Tahranlı bir diğer kadın hakları aktivisti Haje Pervizi de 8 Mart’ın kadın hareketi için bir dönüm noktası olduğunu dile getirerek, "Dünya Kadınlar Günü, cinsiyet eşitliği, üreme hakları ve kadınlara yönelik şiddet gibi konulara dikkat çekmek için önemli bir fırsattır. Aynı zamanda kadın haklarını savunmak ve kadınların toplum içindeki rolünü öne çıkarmak için bir gündür" diye belirtti.

‘İranlı kadınlar değişimin öncüsü oldu’

İran’da kadınların uzun süredir toplumsal değişimlerin öncüsü olduklarını vurgulayan Haje Pervizi, şunları söyledi: "Kadınlar, anayasal devrimden 1979 İslam Devrimi’ne ve günümüze kadar İran’daki toplumsal değişimlerin öncüsü olmuştur. Ancak bu süreçte birçok zorlukla karşı karşıya kaldılar. Hukuki eşitsizlikler, sosyal kısıtlamalar ve toplumsal cinsiyet temelli şiddet, İranlı kadınların mücadele etmek zorunda olduğu başlıca sorunlardır" ifadelerini kullandı.

Kadınların her alanda başarılı olduğunu belirten Haje Pervizi, buna rağmen yasal engellerin devam ettiğini sözlerine ekleyerek, "Kadınlar eğitim, sanat, spor ve birçok alanda büyük başarılar elde etti. İran’da kadınların üniversiteye ve bilimsel araştırmalara katılımı büyük oranda arttı. Ancak hâlâ evlilik, boşanma, çocuk velayeti, miras ve kıyafet özgürlüğü gibi konularda büyük adaletsizlikler söz konusu" dedi.

‘Kadınlar baskılara rağmen mücadele etmeye devam edecek’

Haje Pervizi, 1979’dan sonra kadınların haklarının daha da kısıtlandığını hatırlatarak şunları belirtti: "İslam Devrimi’nden sonra İran, ataerkil ve gerici bir ideolojinin hâkim olduğu bir ülkeye dönüştü. Kadınların devrim öncesi kazandıkları haklar, din referans alınarak tamamen ellerinden alındı. Ancak tarih gösterdi ki, kadınları baskı ve şiddetle sindirmek mümkün değildir. Kadınlar, baskıların en ağır olduğu zamanlarda bile geri adım atmadılar. Bilinçleri ve örgütlü mücadeleleriyle rejime geri adım attırmayı başardılar."

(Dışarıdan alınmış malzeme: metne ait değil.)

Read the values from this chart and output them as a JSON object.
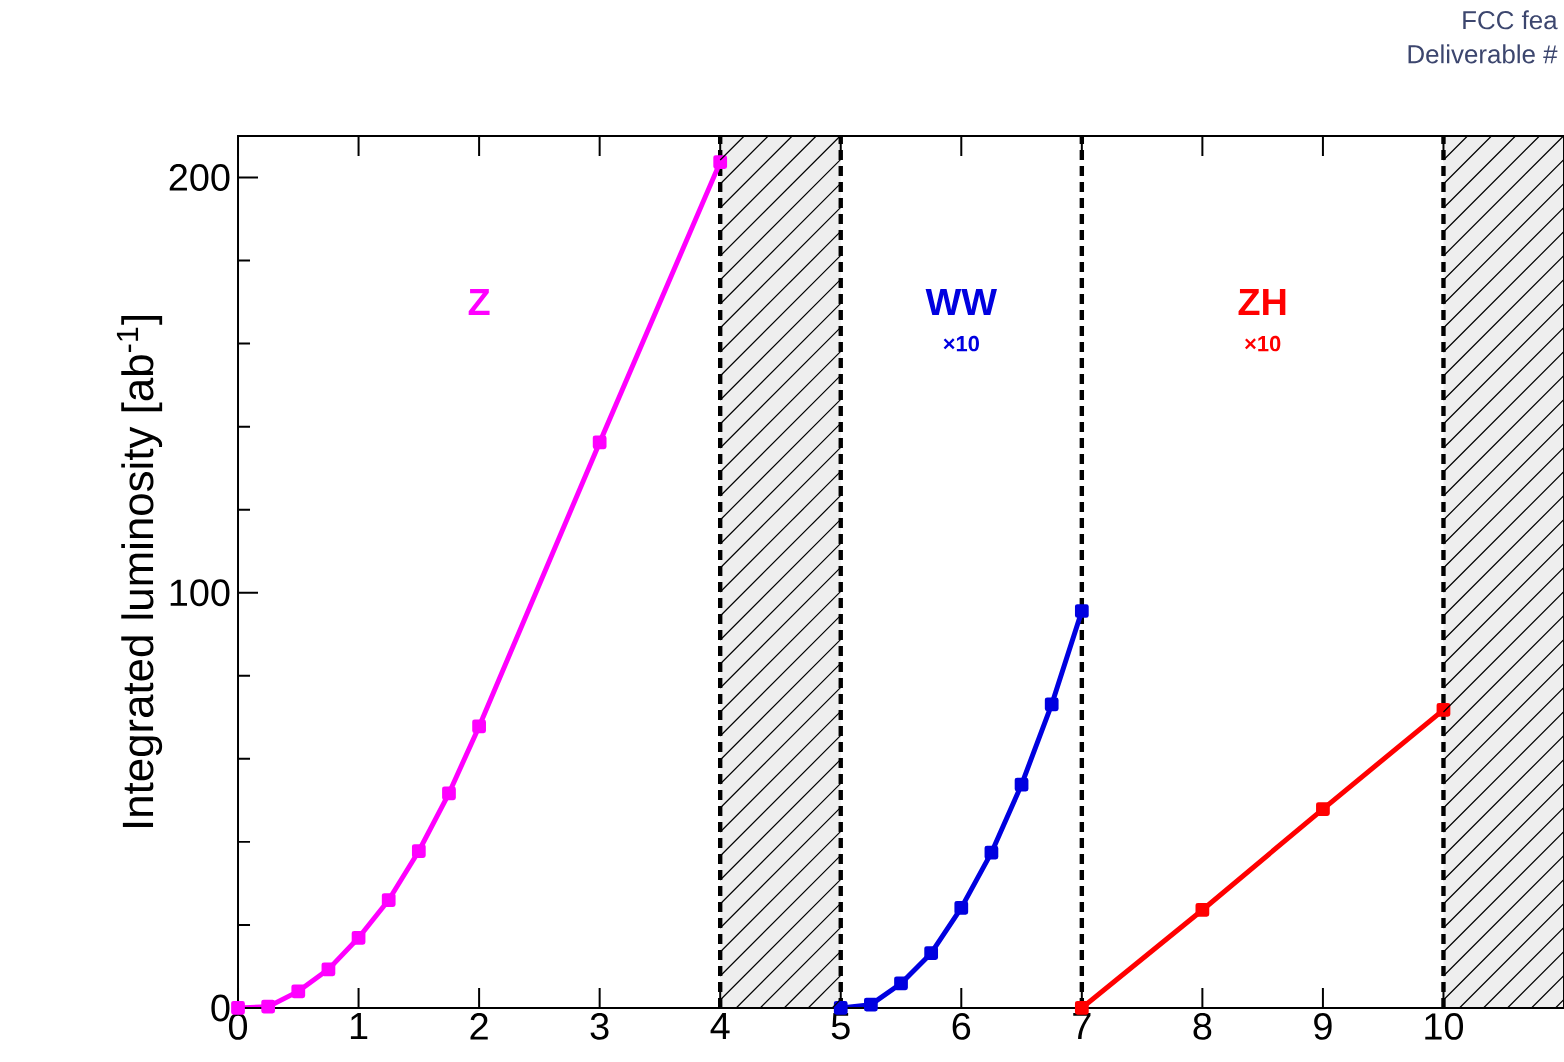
{
  "chart_data": {
    "type": "line",
    "ylabel": "Integrated luminosity [ab$^{-1}$]",
    "xlim": [
      0,
      11
    ],
    "ylim": [
      0,
      210
    ],
    "xticks": [
      0,
      1,
      2,
      3,
      4,
      5,
      6,
      7,
      8,
      9,
      10
    ],
    "yticks": [
      0,
      100,
      200
    ],
    "marker": "square",
    "line_style": "solid",
    "series": [
      {
        "name": "Z",
        "color": "#ff00ff",
        "x": [
          0,
          0.25,
          0.5,
          0.75,
          1,
          1.25,
          1.5,
          1.75,
          2,
          3,
          4
        ],
        "values": [
          0,
          0.3,
          4,
          9.3,
          16.9,
          26,
          37.8,
          51.7,
          67.8,
          136.2,
          203.7
        ]
      },
      {
        "name": "WW",
        "color": "#0000e0",
        "x": [
          5,
          5.25,
          5.5,
          5.75,
          6,
          6.25,
          6.5,
          6.75,
          7
        ],
        "values": [
          0,
          0.8,
          5.9,
          13.2,
          24.1,
          37.4,
          53.8,
          73.1,
          95.6
        ]
      },
      {
        "name": "ZH",
        "color": "#ff0000",
        "x": [
          7,
          8,
          9,
          10
        ],
        "values": [
          0,
          23.6,
          47.9,
          71.8
        ]
      }
    ],
    "ref_lines": [
      {
        "axis": "x",
        "value": 4,
        "line_style": "dashed",
        "color": "#000000"
      },
      {
        "axis": "x",
        "value": 5,
        "line_style": "dashed",
        "color": "#000000"
      },
      {
        "axis": "x",
        "value": 7,
        "line_style": "dashed",
        "color": "#000000"
      },
      {
        "axis": "x",
        "value": 10,
        "line_style": "dashed",
        "color": "#000000"
      }
    ],
    "bands": [
      {
        "axis": "x",
        "from": 4,
        "to": 5,
        "color": "#eeeeee"
      },
      {
        "axis": "x",
        "from": 10,
        "to": 11,
        "color": "#eeeeee"
      }
    ],
    "annotations": [
      "×10",
      "×10",
      "FCC fea",
      "Deliverable #"
    ]
  }
}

Kadın hareketinin en büyük kırılma noktası olarak 2022 “Jin jiyan azadî” ayaklanmasını gösteren Haje Pervizi, "Eylül 2022’de, Kürt kızı Jîna Emini'nin öldürülmesiyle kadın mücadelesi yepyeni bir aşamaya geçti. Kadınların öncülüğündeki bu devrim, artık sadece İran'ı değil, tüm dünyayı etkileyen bir harekete dönüştü” diye belirtti.

Haje Pervizi konuşmasının devamında, "Kadınlar, bu baskılara karşı mücadele etmeye devam edecek. En nihayetinde bu direniş, diktatör rejimin yıkılmasıyla sonuçlanacak" mesajını verdi.